Word Attention for Sequence to Sequence Text Understanding

Proceedings of the Thirty-Second AAAI Conference on Artificial Intelligence |

Attention mechanism has been a key component in Recurrent Neural Networks (RNNs) based sequence to sequence learning framework, which has been adopted in many text understanding tasks, such as neural machine translation and abstractive summarization. In these tasks, the attention mechanism models how important each part of the source sentence is to generate a target side word. To compute such importance scores, the attention mechanism summarizes the source side information in the encoder RNN hidden states (i.e., ht), and then builds a context vector for a target side word upon a subsequence representation of the source sentence, since ht actually summarizes the information of the subsequence containing the first t-th words in the source sentence.

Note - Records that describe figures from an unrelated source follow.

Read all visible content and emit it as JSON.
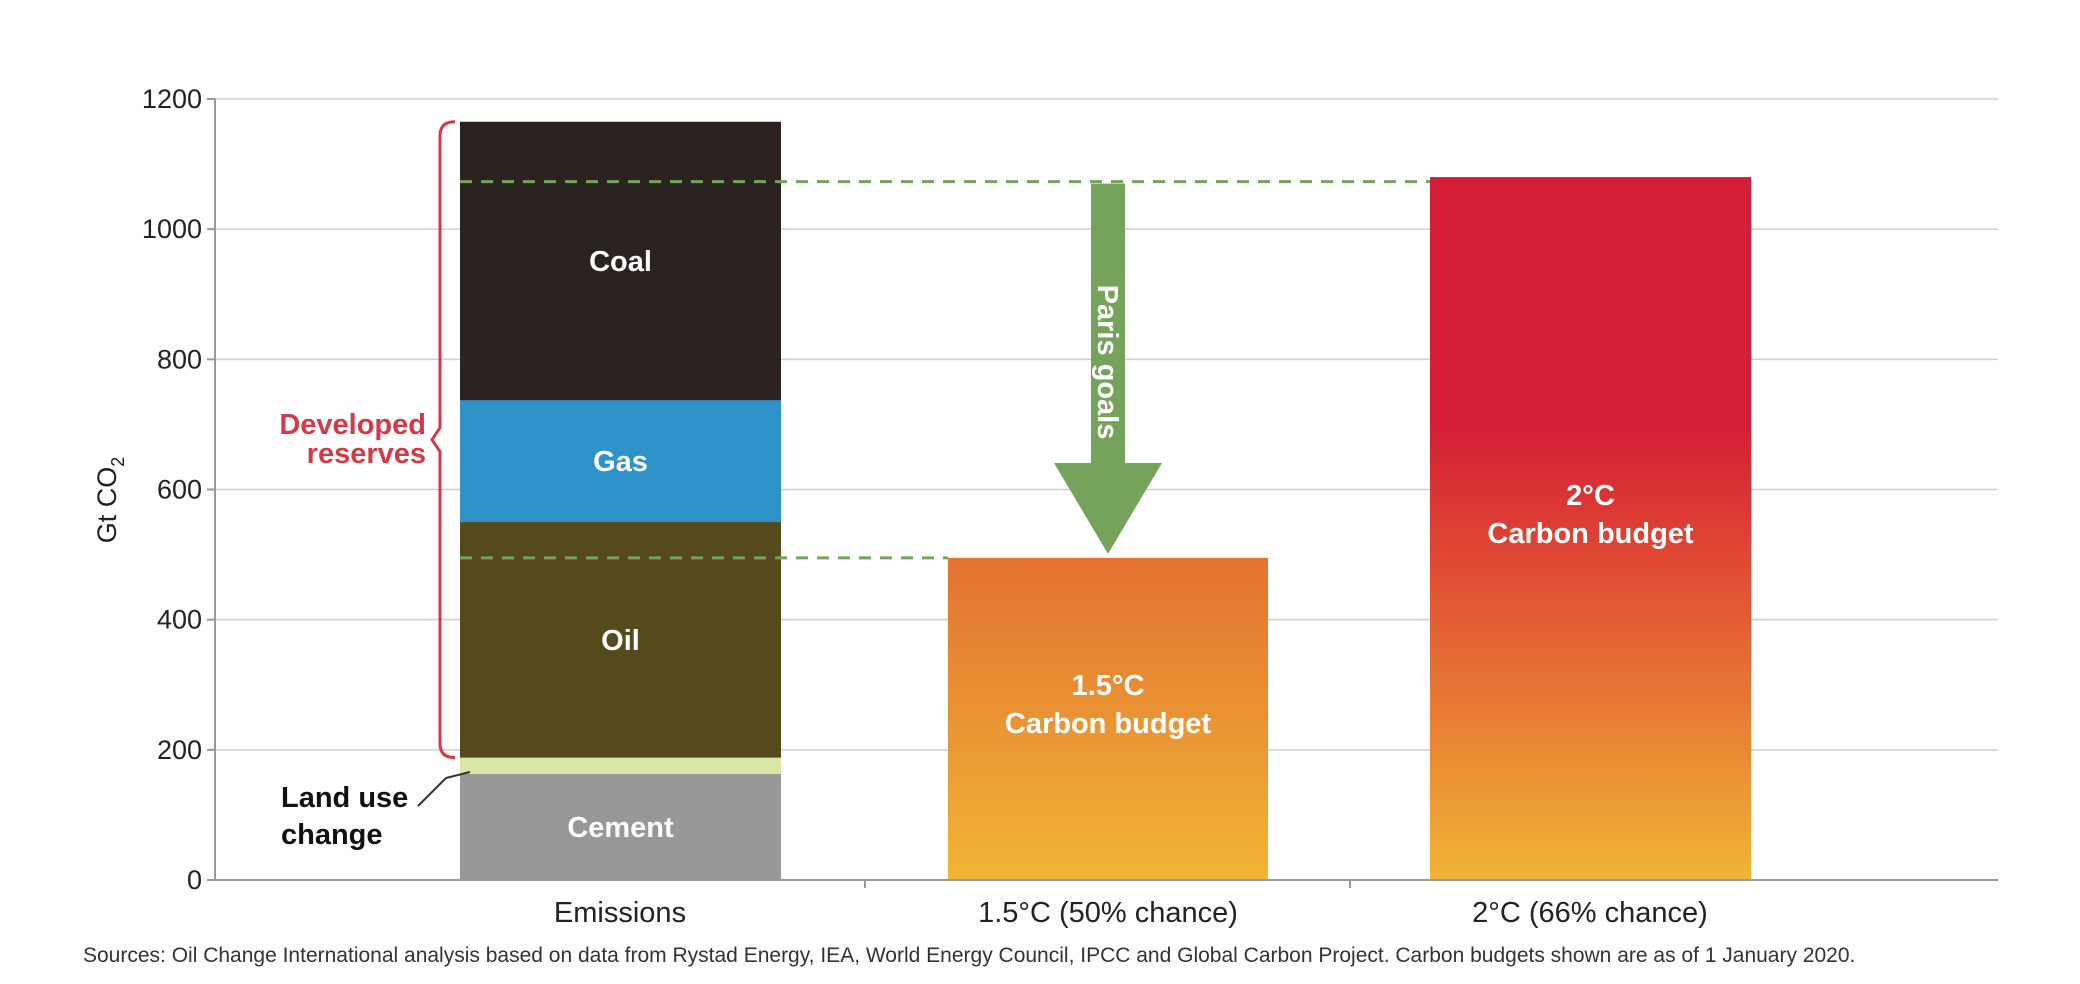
{
  "chart_data": {
    "type": "bar",
    "ylabel": "Gt CO",
    "ylabel_sub": "2",
    "ylim": [
      0,
      1200
    ],
    "yticks": [
      "0",
      "200",
      "400",
      "600",
      "800",
      "1000",
      "1200"
    ],
    "grid": true,
    "categories": [
      "Emissions",
      "1.5°C (50% chance)",
      "2°C (66% chance)"
    ],
    "stack_segments": [
      {
        "name": "Cement",
        "value": 163,
        "color": "#999897",
        "label": "Cement"
      },
      {
        "name": "Land use change",
        "value": 25,
        "color": "#d8e6a8",
        "label": ""
      },
      {
        "name": "Oil",
        "value": 362,
        "color": "#554a1c",
        "label": "Oil"
      },
      {
        "name": "Gas",
        "value": 187,
        "color": "#2d93c9",
        "label": "Gas"
      },
      {
        "name": "Coal",
        "value": 428,
        "color": "#2b2320",
        "label": "Coal"
      }
    ],
    "budgets": [
      {
        "category": "1.5°C (50% chance)",
        "value": 495,
        "label_line1": "1.5°C",
        "label_line2": "Carbon budget",
        "color_top": "#e37232",
        "color_bottom": "#f0b535"
      },
      {
        "category": "2°C (66% chance)",
        "value": 1080,
        "label_line1": "2°C",
        "label_line2": "Carbon budget",
        "color_top": "#d41d36",
        "color_bottom": "#f0b535"
      }
    ],
    "dashed_levels": [
      1073,
      495
    ],
    "arrow": {
      "label": "Paris goals",
      "from": 1070,
      "to": 495,
      "color": "#76a35c"
    },
    "annotations": {
      "developed_reserves_line1": "Developed",
      "developed_reserves_line2": "reserves",
      "developed_reserves_color": "#d43a45",
      "land_use_line1": "Land use",
      "land_use_line2": "change"
    }
  },
  "source": "Sources: Oil Change International analysis based on data from Rystad Energy, IEA, World Energy Council, IPCC and Global Carbon Project. Carbon budgets shown are as of 1 January 2020."
}
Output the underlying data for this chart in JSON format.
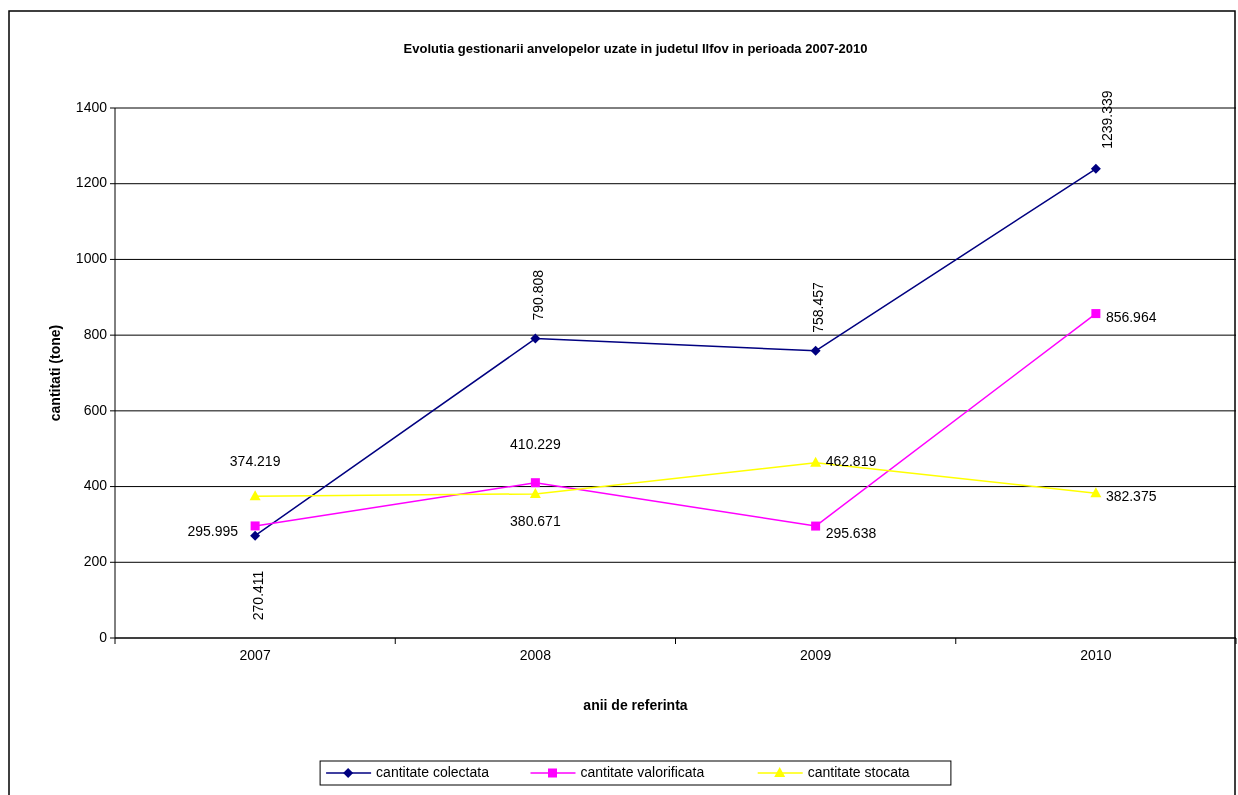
{
  "chart_data": {
    "type": "line",
    "title": "Evolutia gestionarii anvelopelor uzate in judetul Ilfov in perioada 2007-2010",
    "xlabel": "anii de referinta",
    "ylabel": "cantitati (tone)",
    "categories": [
      "2007",
      "2008",
      "2009",
      "2010"
    ],
    "series": [
      {
        "name": "cantitate colectata",
        "color": "#000080",
        "marker": "diamond",
        "values": [
          270.411,
          790.808,
          758.457,
          1239.339
        ]
      },
      {
        "name": "cantitate valorificata",
        "color": "#ff00ff",
        "marker": "square",
        "values": [
          295.995,
          410.229,
          295.638,
          856.964
        ]
      },
      {
        "name": "cantitate stocata",
        "color": "#ffff00",
        "marker": "triangle",
        "values": [
          374.219,
          380.671,
          462.819,
          382.375
        ]
      }
    ],
    "ylim": [
      0,
      1400
    ],
    "yticks": [
      0,
      200,
      400,
      600,
      800,
      1000,
      1200,
      1400
    ],
    "grid": "y",
    "legend": "bottom",
    "data_labels": true
  }
}
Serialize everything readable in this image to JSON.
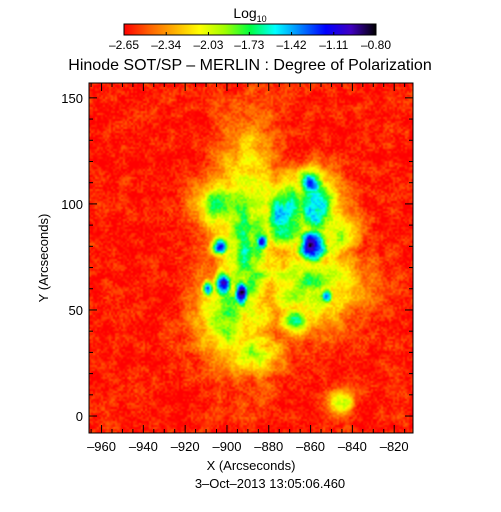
{
  "chart_data": {
    "type": "heatmap",
    "title": "Hinode SOT/SP – MERLIN : Degree of Polarization",
    "xlabel": "X (Arcseconds)",
    "ylabel": "Y (Arcseconds)",
    "timestamp": "3–Oct–2013 13:05:06.460",
    "x_range": [
      -966,
      -811
    ],
    "y_range": [
      -8,
      157
    ],
    "x_ticks": [
      -960,
      -940,
      -920,
      -900,
      -880,
      -860,
      -840,
      -820
    ],
    "x_tick_labels": [
      "–960",
      "–940",
      "–920",
      "–900",
      "–880",
      "–860",
      "–840",
      "–820"
    ],
    "y_ticks": [
      0,
      50,
      100,
      150
    ],
    "y_tick_labels": [
      "0",
      "50",
      "100",
      "150"
    ],
    "colorbar": {
      "label_base": "Log",
      "label_sub": "10",
      "range": [
        -2.65,
        -0.8
      ],
      "ticks": [
        -2.65,
        -2.34,
        -2.03,
        -1.73,
        -1.42,
        -1.11,
        -0.8
      ],
      "tick_labels": [
        "–2.65",
        "–2.34",
        "–2.03",
        "–1.73",
        "–1.42",
        "–1.11",
        "–0.80"
      ],
      "colors": [
        "#ff0000",
        "#ff6000",
        "#ffb000",
        "#ffff00",
        "#a0ff00",
        "#00ff40",
        "#00ffff",
        "#0080ff",
        "#0000ff",
        "#4000c0",
        "#000000"
      ]
    },
    "background_value": -2.6,
    "features": [
      {
        "x": -890,
        "y": 80,
        "sx": 10,
        "sy": 35,
        "value": -1.75
      },
      {
        "x": -872,
        "y": 95,
        "sx": 8,
        "sy": 12,
        "value": -1.45
      },
      {
        "x": -900,
        "y": 48,
        "sx": 10,
        "sy": 15,
        "value": -1.8
      },
      {
        "x": -858,
        "y": 98,
        "sx": 8,
        "sy": 11,
        "value": -1.55
      },
      {
        "x": -860,
        "y": 62,
        "sx": 16,
        "sy": 13,
        "value": -1.85
      },
      {
        "x": -848,
        "y": 85,
        "sx": 7,
        "sy": 9,
        "value": -1.95
      },
      {
        "x": -888,
        "y": 30,
        "sx": 11,
        "sy": 8,
        "value": -2.0
      },
      {
        "x": -903,
        "y": 100,
        "sx": 8,
        "sy": 8,
        "value": -1.7
      },
      {
        "x": -859,
        "y": 80,
        "sx": 5,
        "sy": 6,
        "value": -0.85
      },
      {
        "x": -902,
        "y": 62,
        "sx": 3,
        "sy": 5,
        "value": -1.05
      },
      {
        "x": -893,
        "y": 58,
        "sx": 2.5,
        "sy": 5,
        "value": -0.95
      },
      {
        "x": -903,
        "y": 80,
        "sx": 3,
        "sy": 3,
        "value": -1.2
      },
      {
        "x": -883,
        "y": 82,
        "sx": 2.5,
        "sy": 3,
        "value": -1.25
      },
      {
        "x": -909,
        "y": 60,
        "sx": 2,
        "sy": 3,
        "value": -1.3
      },
      {
        "x": -852,
        "y": 57,
        "sx": 2.5,
        "sy": 3,
        "value": -1.3
      },
      {
        "x": -845,
        "y": 7,
        "sx": 4,
        "sy": 4,
        "value": -1.9
      },
      {
        "x": -860,
        "y": 110,
        "sx": 5,
        "sy": 5,
        "value": -1.4
      },
      {
        "x": -868,
        "y": 45,
        "sx": 5,
        "sy": 5,
        "value": -1.7
      }
    ]
  }
}
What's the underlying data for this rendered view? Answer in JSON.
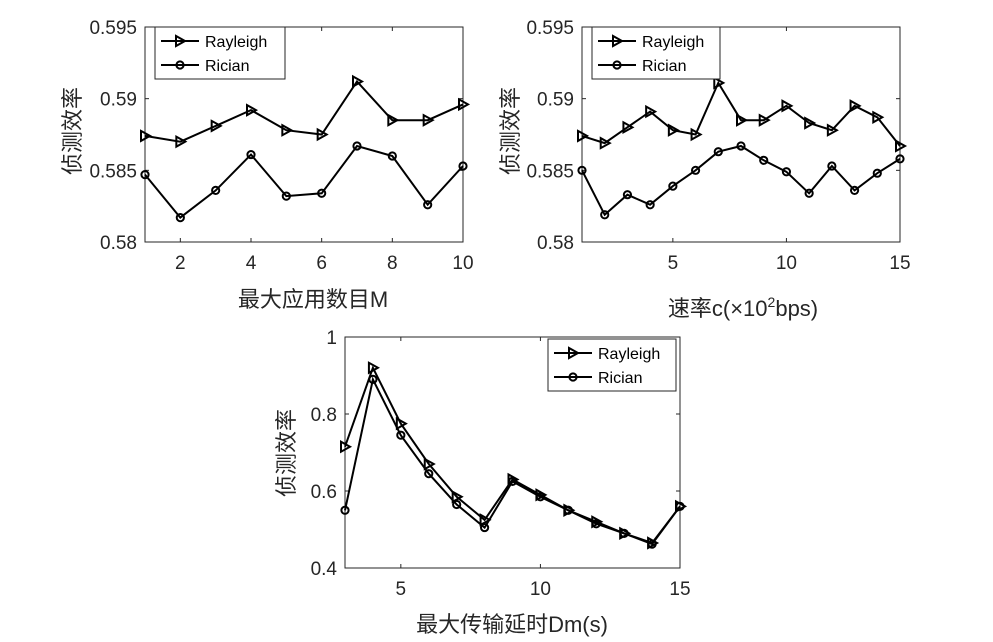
{
  "chart_data": [
    {
      "type": "line",
      "xlabel": "最大应用数目M",
      "ylabel": "侦测效率",
      "xlim": [
        1,
        10
      ],
      "ylim": [
        0.58,
        0.595
      ],
      "xticks": [
        "2",
        "4",
        "6",
        "8",
        "10"
      ],
      "yticks": [
        "0.58",
        "0.585",
        "0.59",
        "0.595"
      ],
      "legend_position": "top-left",
      "series": [
        {
          "name": "Rayleigh",
          "marker": "triangle-right",
          "x": [
            1,
            2,
            3,
            4,
            5,
            6,
            7,
            8,
            9,
            10
          ],
          "values": [
            0.5874,
            0.587,
            0.5881,
            0.5892,
            0.5878,
            0.5875,
            0.5912,
            0.5885,
            0.5885,
            0.5896
          ]
        },
        {
          "name": "Rician",
          "marker": "circle",
          "x": [
            1,
            2,
            3,
            4,
            5,
            6,
            7,
            8,
            9,
            10
          ],
          "values": [
            0.5847,
            0.5817,
            0.5836,
            0.5861,
            0.5832,
            0.5834,
            0.5867,
            0.586,
            0.5826,
            0.5853
          ]
        }
      ]
    },
    {
      "type": "line",
      "xlabel_prefix": "速率c(×10",
      "xlabel_sup": "2",
      "xlabel_suffix": "bps)",
      "ylabel": "侦测效率",
      "xlim": [
        1,
        15
      ],
      "ylim": [
        0.58,
        0.595
      ],
      "xticks": [
        "5",
        "10",
        "15"
      ],
      "yticks": [
        "0.58",
        "0.585",
        "0.59",
        "0.595"
      ],
      "legend_position": "top-left",
      "series": [
        {
          "name": "Rayleigh",
          "marker": "triangle-right",
          "x": [
            1,
            2,
            3,
            4,
            5,
            6,
            7,
            8,
            9,
            10,
            11,
            12,
            13,
            14,
            15
          ],
          "values": [
            0.5874,
            0.5869,
            0.588,
            0.5891,
            0.5878,
            0.5875,
            0.5911,
            0.5885,
            0.5885,
            0.5895,
            0.5883,
            0.5878,
            0.5895,
            0.5887,
            0.5867
          ]
        },
        {
          "name": "Rician",
          "marker": "circle",
          "x": [
            1,
            2,
            3,
            4,
            5,
            6,
            7,
            8,
            9,
            10,
            11,
            12,
            13,
            14,
            15
          ],
          "values": [
            0.585,
            0.5819,
            0.5833,
            0.5826,
            0.5839,
            0.585,
            0.5863,
            0.5867,
            0.5857,
            0.5849,
            0.5834,
            0.5853,
            0.5836,
            0.5848,
            0.5858
          ]
        }
      ]
    },
    {
      "type": "line",
      "xlabel": "最大传输延时Dm(s)",
      "ylabel": "侦测效率",
      "xlim": [
        3,
        15
      ],
      "ylim": [
        0.4,
        1.0
      ],
      "xticks": [
        "5",
        "10",
        "15"
      ],
      "yticks": [
        "0.4",
        "0.6",
        "0.8",
        "1"
      ],
      "legend_position": "top-right",
      "series": [
        {
          "name": "Rayleigh",
          "marker": "triangle-right",
          "x": [
            3,
            4,
            5,
            6,
            7,
            8,
            9,
            10,
            11,
            12,
            13,
            14,
            15
          ],
          "values": [
            0.715,
            0.92,
            0.775,
            0.67,
            0.585,
            0.525,
            0.63,
            0.59,
            0.55,
            0.52,
            0.49,
            0.465,
            0.56
          ]
        },
        {
          "name": "Rician",
          "marker": "circle",
          "x": [
            3,
            4,
            5,
            6,
            7,
            8,
            9,
            10,
            11,
            12,
            13,
            14,
            15
          ],
          "values": [
            0.55,
            0.89,
            0.745,
            0.645,
            0.565,
            0.505,
            0.625,
            0.585,
            0.55,
            0.515,
            0.49,
            0.462,
            0.56
          ]
        }
      ]
    }
  ]
}
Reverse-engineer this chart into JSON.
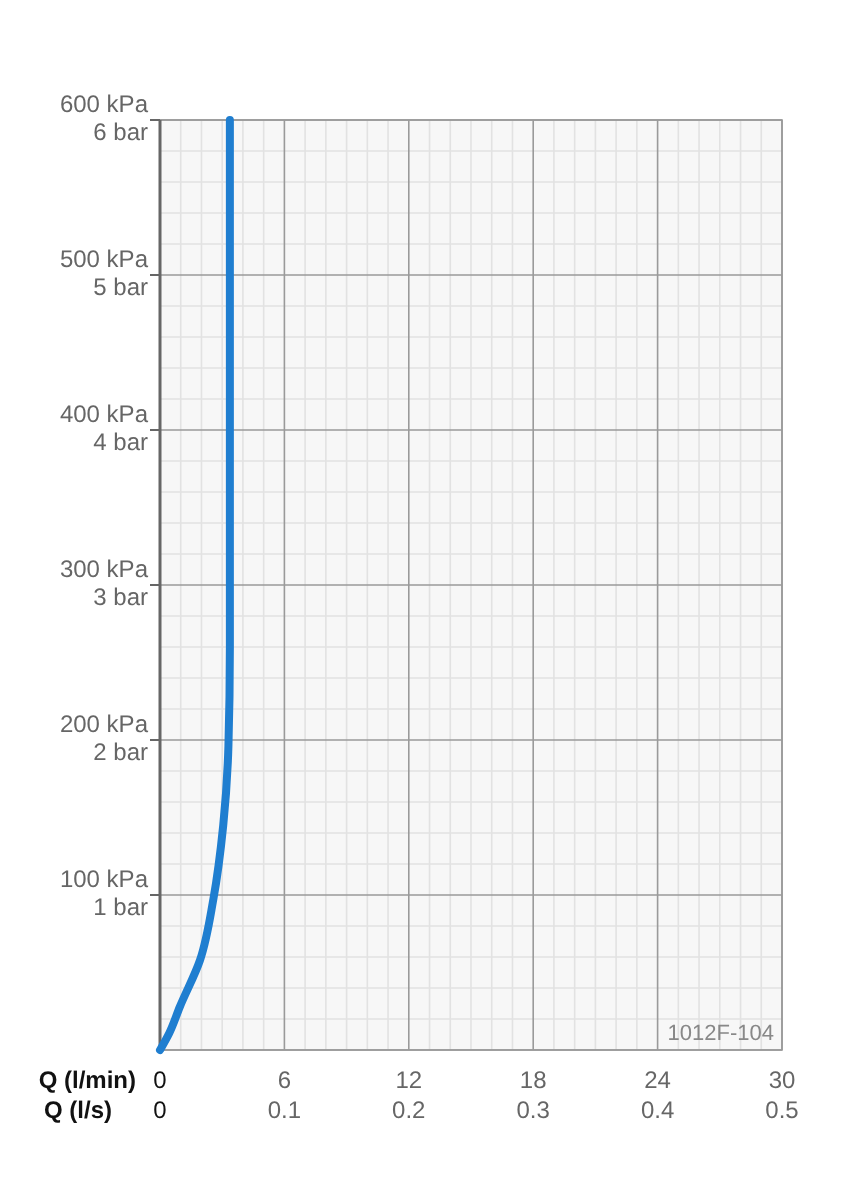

We in this paper, show that an additional attention mechanism called word attention, that builds itself upon word level representations, significantly enhances the performance of sequence to sequence learning. Our word attention can enrich the source side contextual representation by directly promoting the clean word level information in each step. Furthermore, we propose to use contextual gates to dynamically combine the subsequence level and word level contextual information. Experimental
results on abstractive summarization and neural machine translation show that word attention significantly improve over strong baselines. In particular, we achieve the state-of-the-art result on WMT’14 English-French translation task with 12M training data.